The long-awaited framework would allow expenses to grow up to 70% of the observed increase in recurring revenues, with the aim of keeping public debt sustainable.

Senate President Rodrigo Pacheco told the conference, the Lide group’s first face-to-face international event since the pandemic, that lawmakers would move quickly to approve the bill, which also seeks to curb an upward spending trend fueled by uncertain profits. extraordinary.

We will be very quick to pass the substance of the bill, although we will have some changesPacheco said, adding that lawmakers needed to move quickly on tax reforms that are critical to the government’s revenue targets.

Remove tail risks

Since Lula’s return to power on January 1, Brazilian markets have behaved unevenly, in a context of interest rates at six-year highs and concerns about the feasibility of ambitious growth targets for public revenues.

The real hit its highest level in 10 months this month and hard-currency bonds returned nearly 4% in the first quarter. A $2.25 billion dollar bond offering – the first in a year and a half – was oversubscribed.

But stocks are in the red in dollar terms in 2023 compared with small gains in broader emerging markets and a more than 20% rise in Mexico stocks.

Shares rose after Lula introduced the fiscal framework bill.

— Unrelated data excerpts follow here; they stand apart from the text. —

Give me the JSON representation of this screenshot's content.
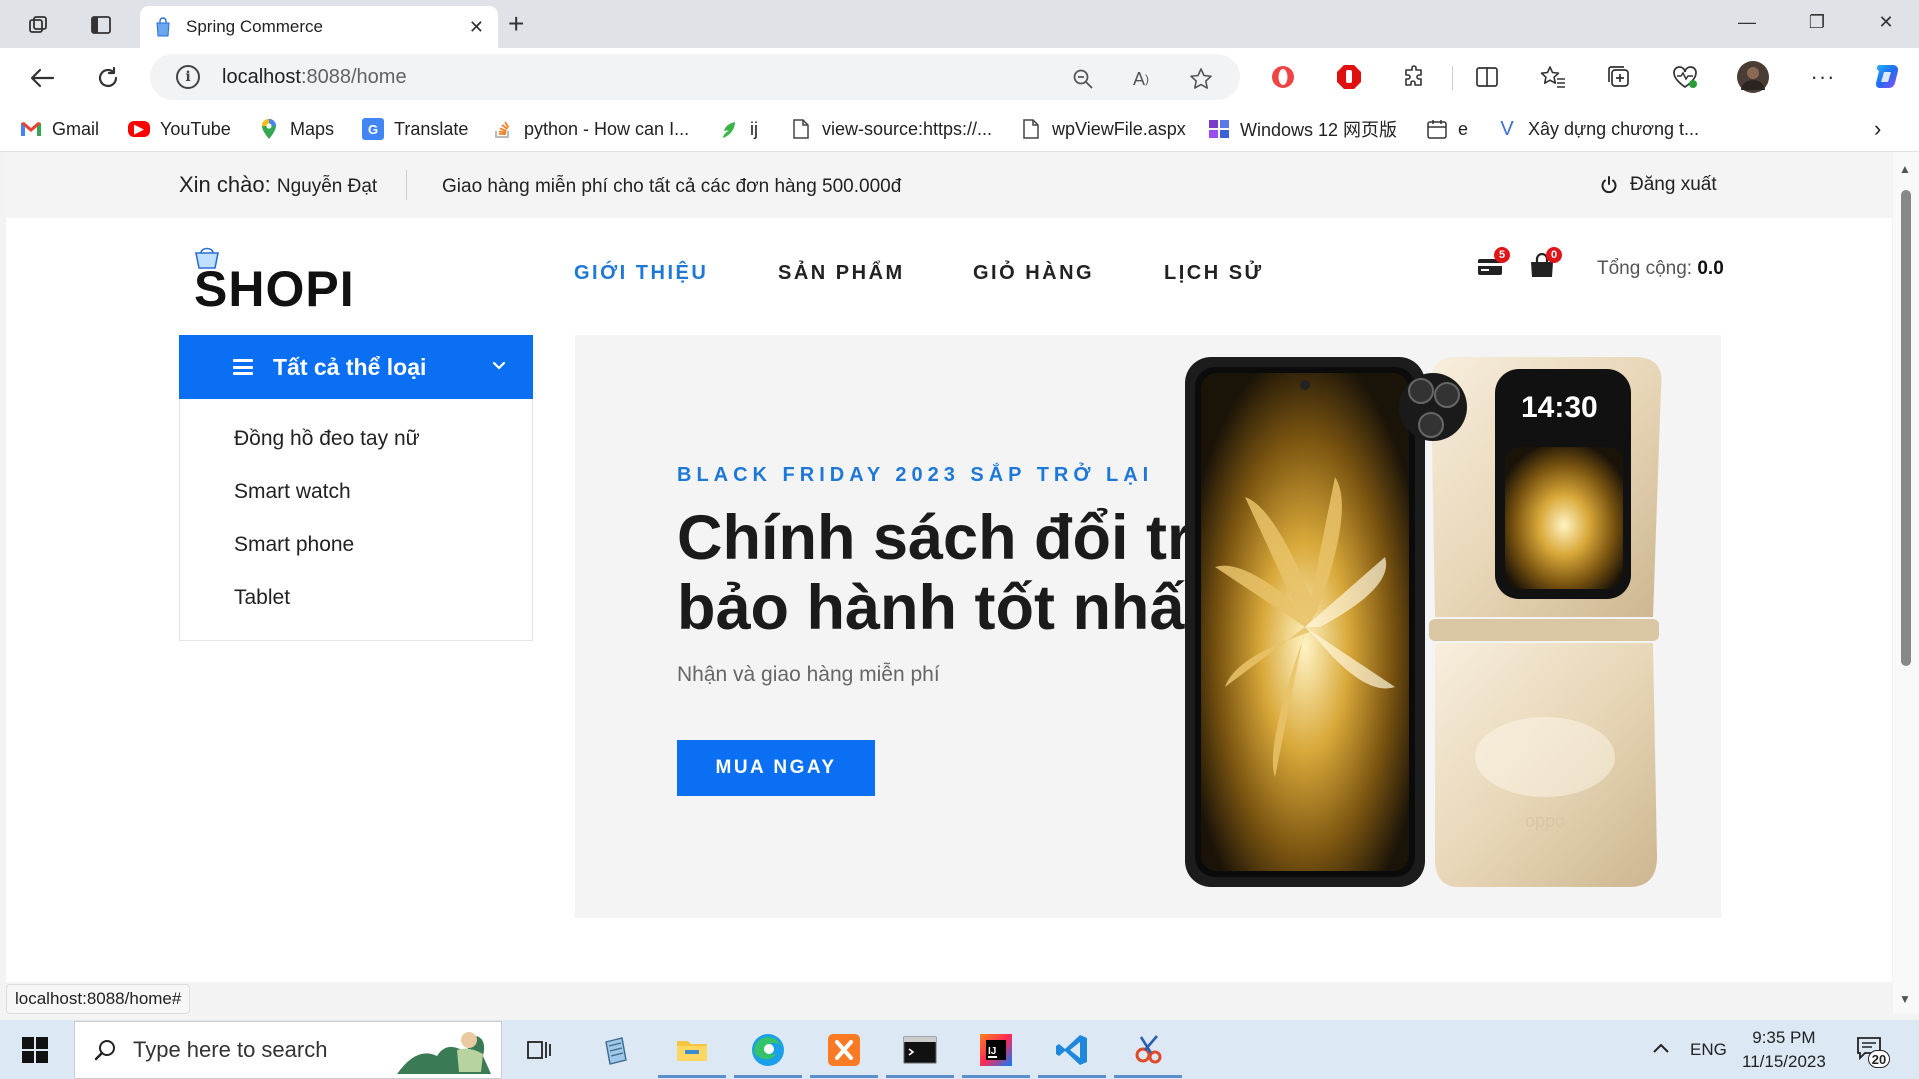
{
  "browser": {
    "tab": {
      "title": "Spring Commerce",
      "close_glyph": "✕"
    },
    "window_controls": {
      "minimize": "—",
      "maximize": "❐",
      "close": "✕"
    },
    "address": {
      "host": "localhost",
      "rest": ":8088/home"
    },
    "bookmarks": [
      {
        "label": "Gmail",
        "icon": "gmail-icon",
        "color": "#ea4335"
      },
      {
        "label": "YouTube",
        "icon": "youtube-icon",
        "color": "#ff0000"
      },
      {
        "label": "Maps",
        "icon": "maps-icon",
        "color": "#34a853"
      },
      {
        "label": "Translate",
        "icon": "translate-icon",
        "color": "#4285f4"
      },
      {
        "label": "python - How can I...",
        "icon": "stackoverflow-icon",
        "color": "#f48024"
      },
      {
        "label": "ij",
        "icon": "ij-icon",
        "color": "#3bb44a"
      },
      {
        "label": "view-source:https://...",
        "icon": "page-icon",
        "color": "#555555"
      },
      {
        "label": "wpViewFile.aspx",
        "icon": "page-icon",
        "color": "#555555"
      },
      {
        "label": "Windows 12 网页版",
        "icon": "windows12-icon",
        "color": "#7a3dc8"
      },
      {
        "label": "e",
        "icon": "calendar-icon",
        "color": "#555555"
      },
      {
        "label": "Xây dựng chương t...",
        "icon": "v-icon",
        "color": "#3b6fd6"
      }
    ]
  },
  "site": {
    "topbar": {
      "greeting_prefix": "Xin chào: ",
      "user_name": "Nguyễn Đạt",
      "shipping_note": "Giao hàng miễn phí cho tất cả các đơn hàng 500.000đ",
      "logout": "Đăng xuất"
    },
    "logo": "SHOPI",
    "nav": [
      {
        "label": "GIỚI THIỆU",
        "active": true
      },
      {
        "label": "SẢN PHẨM",
        "active": false
      },
      {
        "label": "GIỎ HÀNG",
        "active": false
      },
      {
        "label": "LỊCH SỬ",
        "active": false
      }
    ],
    "cart": {
      "card_count": "5",
      "bag_count": "0",
      "total_label": "Tổng cộng: ",
      "total_value": "0.0"
    },
    "categories": {
      "button": "Tất cả thể loại",
      "items": [
        "Đồng hồ đeo tay nữ",
        "Smart watch",
        "Smart phone",
        "Tablet"
      ]
    },
    "hero": {
      "eyebrow": "BLACK FRIDAY 2023 SẮP TRỞ LẠI",
      "headline_line1": "Chính sách đổi trả",
      "headline_line2": "bảo hành tốt nhất",
      "subtitle": "Nhận và giao hàng miễn phí",
      "cta": "MUA NGAY",
      "phone_screen_time": "14:30",
      "phone_brand": "oppo"
    }
  },
  "status_url": "localhost:8088/home#",
  "taskbar": {
    "search_placeholder": "Type here to search",
    "language": "ENG",
    "time": "9:35 PM",
    "date": "11/15/2023",
    "notification_count": "20"
  },
  "colors": {
    "accent": "#0a6ff3",
    "nav_active": "#1e78d8",
    "badge": "#e0151a"
  }
}
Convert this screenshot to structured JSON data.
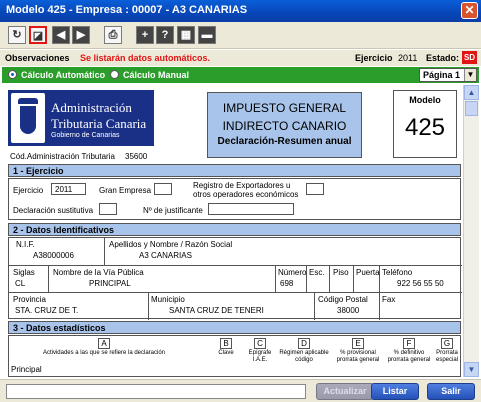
{
  "window": {
    "title": "Modelo 425 - Empresa : 00007 - A3 CANARIAS",
    "close": "✕"
  },
  "toolbar": {
    "buttons": [
      "↻",
      "◪",
      "◀",
      "▶",
      "⎙",
      "+",
      "?",
      "▦",
      "▬"
    ]
  },
  "obs": {
    "label": "Observaciones",
    "message": "Se listarán datos automáticos.",
    "ejercicio_label": "Ejercicio",
    "ejercicio_value": "2011",
    "estado_label": "Estado:",
    "estado_value": "SD"
  },
  "calc": {
    "auto_label": "Cálculo Automático",
    "manual_label": "Cálculo Manual",
    "selected": "auto",
    "pagina_value": "Página 1"
  },
  "header": {
    "logo_l1": "Administración",
    "logo_l2": "Tributaria Canaria",
    "logo_l3": "Gobierno de Canarias",
    "imp_t1": "IMPUESTO GENERAL",
    "imp_t2": "INDIRECTO CANARIO",
    "imp_t3": "Declaración-Resumen anual",
    "modelo_label": "Modelo",
    "modelo_value": "425",
    "codigo_label": "Cód.Administración Tributaria",
    "codigo_value": "35600"
  },
  "sec1": {
    "title": "1 - Ejercicio",
    "ejercicio_label": "Ejercicio",
    "ejercicio_value": "2011",
    "gran_empresa_label": "Gran Empresa",
    "registro_label_1": "Registro de Exportadores u",
    "registro_label_2": "otros operadores económicos",
    "decl_sust_label": "Declaración sustitutiva",
    "justificante_label": "Nº de justificante"
  },
  "sec2": {
    "title": "2 - Datos Identificativos",
    "nif_label": "N.I.F.",
    "nif_value": "A38000006",
    "nombre_label": "Apellidos y Nombre / Razón Social",
    "nombre_value": "A3 CANARIAS",
    "siglas_label": "Siglas",
    "siglas_value": "CL",
    "via_label": "Nombre de la Vía Pública",
    "via_value": "PRINCIPAL",
    "numero_label": "Número",
    "numero_value": "698",
    "esc_label": "Esc.",
    "piso_label": "Piso",
    "puerta_label": "Puerta",
    "telefono_label": "Teléfono",
    "telefono_value": "922 56 55 50",
    "provincia_label": "Provincia",
    "provincia_value": "STA. CRUZ DE T.",
    "municipio_label": "Municipio",
    "municipio_value": "SANTA CRUZ DE TENERI",
    "cp_label": "Código Postal",
    "cp_value": "38000",
    "fax_label": "Fax"
  },
  "sec3": {
    "title": "3 - Datos estadísticos",
    "principal_label": "Principal",
    "columns": [
      {
        "letter": "A",
        "text": "Actividades a las que se refiere la declaración"
      },
      {
        "letter": "B",
        "text": "Clave"
      },
      {
        "letter": "C",
        "text": "Epígrafe I.A.E."
      },
      {
        "letter": "D",
        "text": "Régimen aplicable código"
      },
      {
        "letter": "E",
        "text": "% provisional prorrata general"
      },
      {
        "letter": "F",
        "text": "% definitivo prorrata general"
      },
      {
        "letter": "G",
        "text": "Prorrata especial"
      }
    ]
  },
  "buttons": {
    "actualizar": "Actualizar",
    "listar": "Listar",
    "salir": "Salir"
  },
  "scroll": {
    "up": "▲",
    "down": "▼"
  }
}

Wall Street bank JPMorgan confirmed last week that it is overweight Brazilian stocks, citing hopes that a possible interest rate cut soon would boost equities.

The new framework will alleviate some concerns about the deficit.

Removed some of the risks of something completely unorthodox happeningsaid Jared Lou, a portfolio manager at William Blair Investment Management. “We did not see very extreme policies being promoted. So that has caused some compression in credit spreads.”.

Views that US interest rates are nearing a peak, which could soften the dollar and strengthen other currencies, is sparking interest in emerging markets and could also boost Brazil.

However, for many, the waters are still unclear.

It seems to me that there are many things that can go wrong.said William Jackson, chief emerging markets economist at Capital Economics. “This fiscal rule only works if the government can increase revenue quite significantly.”.

Ronaldo Patah, Brazil investment director at UBS Wealth Management, said that despite the uncertainties, Lula’s tax reform suggests he has shifted his focus forward – and away from undoing previous reforms.

“This is a better environment”, he claimed. “Foreign investors have good will for Brazil: they want to invest.”